By KEVIN BRADY
Sitting with a laptop at 9 p.m. Sunday night as Hurricane Irma saws its way north from landfall in Marco Island, hoping the power stays on and our 1970s-era windows can withstand 100 mph gusts, I’m grateful for the lessons of Hurricane Andrew.
The storm struck South Florida 25 years ago, forever changing how federal, state and local government, and the media, deal with storms. Andrew, one of only three Category 5 hurricanes to ever hit the U.S., had a bead on Hollywood, a bustling city just north of Miami where I lived in a small apartment. In the last hour, Andrew veered south, killing 65 people and causing $26 billion in damage.

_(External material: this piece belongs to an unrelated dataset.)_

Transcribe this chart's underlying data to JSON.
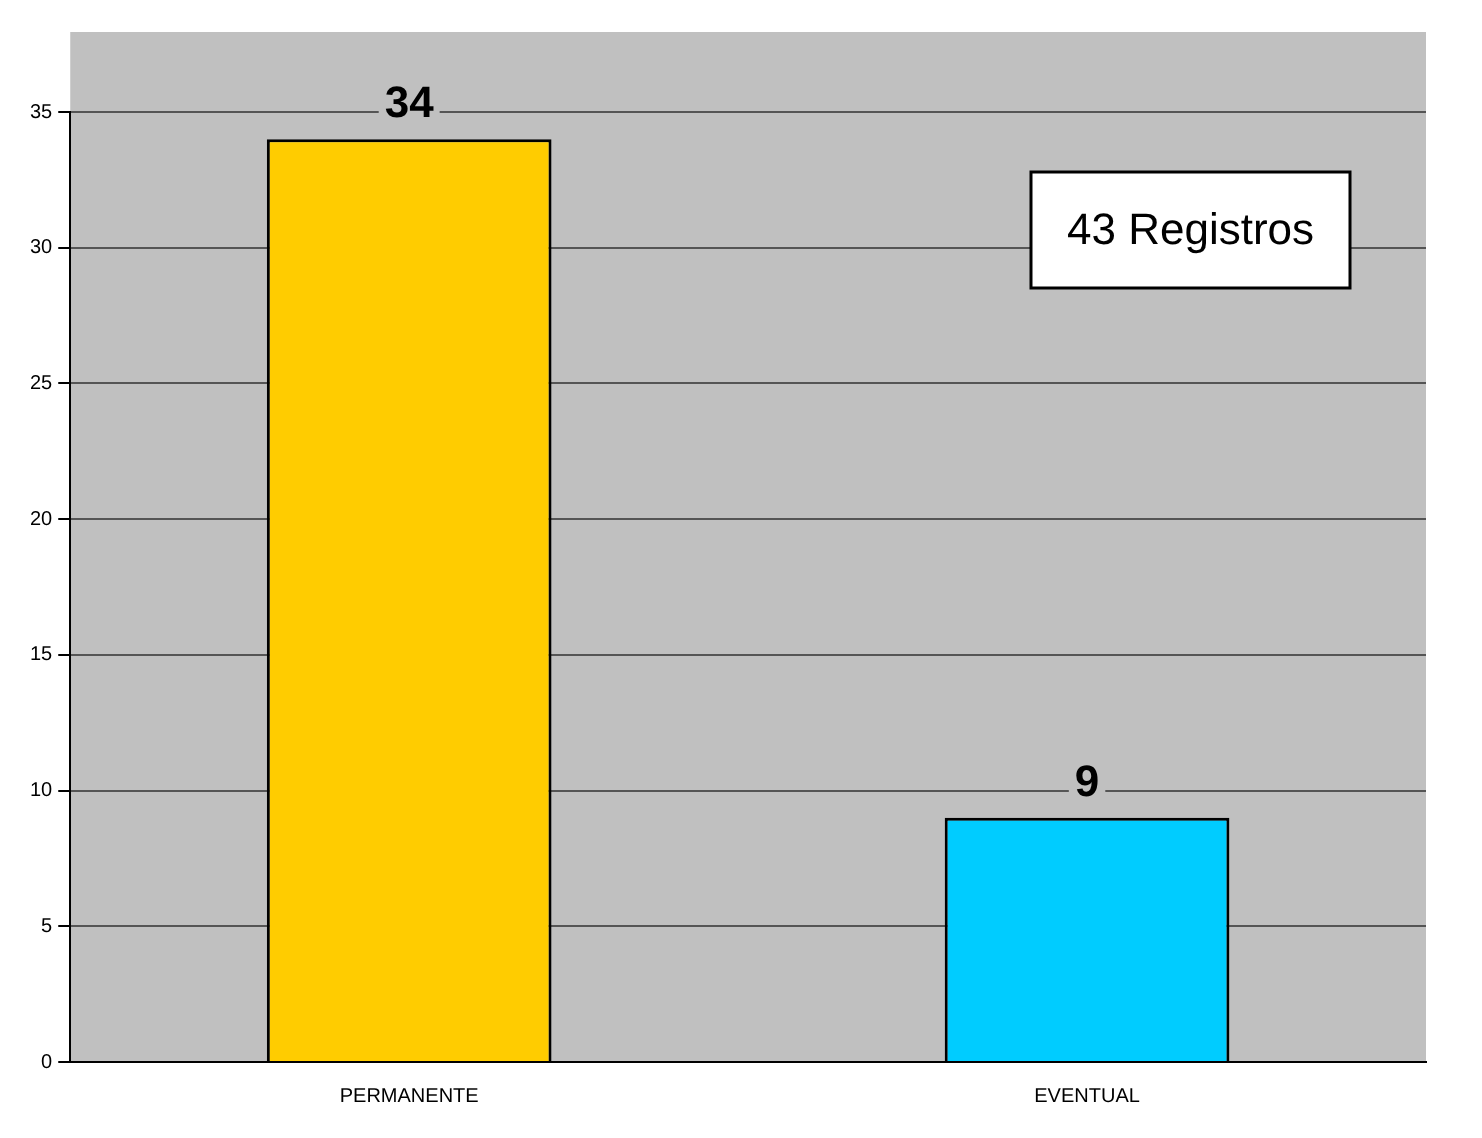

Reflecting on the storm last week in a New York Times story, Richard Olson, the director of the international hurricane research center at Florida International University said Andrew changed everything. “Andrew kicked our butts and we learned from it. It was a marker event in the history of South Florida and for Florida in general. Nothing was ever the same in terms of mitigation and preparedness.”
Andrew – dubbed “The Big One” in a famous Miami Herald headline – saw strict, new building codes, a new professional approach to disaster preparedness, a seriousness about hurricanes (hurricane parties were much more common pre-Andrew) and better media coverage.
What lessons will we learn from Hurricane Irma?
For one, an appreciation for the police, firefighters, nurses, doctors, volunteers and municipal employees who put their own homes second so they can put ours first. Working back-breaking shifts, some of these folks are literally putting their lives on the line at times and are rightly honored. The people who keep the water and sewage plants online during the storm don’t get much credit, but life without their work doesn’t bear thinking about.
And how about a pat on the back for the local media? Thank God for the reasoned and calm coverage of Bay News 9 and News Channel 8. Professional meteorologists like Mike Clay, Bay News 9, and Steve Jerve, Channel 8, emphasized the seriousness of the storm without reaching for hurricane hyperbole. Filled with important local news we all needed to know – when and where was Irma, how long before she reaches our backyard, how strong will the storm be when she arrives – several local newscasts dumped their ad breaks for wall-to-wall coverage. Local print and national media did a fine job keeping track of the story online.
National broadcasters all too often seemed to be a race to outdo each other in apocalyptic predictions. And what ever happened to The Weather Channel? Once the source of some of the most informed weather coverage anywhere – and they still have some great people like Brian Nor
cross who made his name during Hurricane Andrew and a brilliant broadcaster – it now seems dominated by hurricane shock jocks who believe the height of journalism is trying to stand in 90 mph winds and oversell every gust of wind, squall line and flood in Biblical language. It’s as if someone turned the microphones over to the infomercial crew that tries to sell miracle mops in 30-minute commercials at 2 a.m. on a Sunday morning on Channel 426. It’s no surprise many people no longer take hurricane warnings seriously in the midst of this hype. Seriously guys, switch to decaf.
As panic set in early last week, thousands took to the roads, gas stations running out of gas, leaving state government to plead with gas companies for help. We see the same thing every time a hurricane threatens Florida. Why can’t the state and gas companies prepare for this? A fleet of perhaps 100 gas tankers stationed in Orlando from mid-August until mid-October, the height of the hurricane season, could be prepared to travel to any part of the state under threat and stave off the shortages.
We also witnessed one emergency manager explain he had just asked local companies with large warehouses if they could house Irma evacuees whose homes were damaged and who could not immediately return home. Great idea but why wasn’t this conversation held before the hurricane season hit?
Finally, Tampa, once again, dodged the bullet of a direct hit from a hurricane. 1921 was the last time the bay area suffered a direct hit. We are either the luckiest people in the state or God figures we suffer enough with the Buccaneers. Whatever the answer, it can’t last. When it does, make sure you are turned into a local newscast or local media website. God save us from CNN, MSNBC and Fox.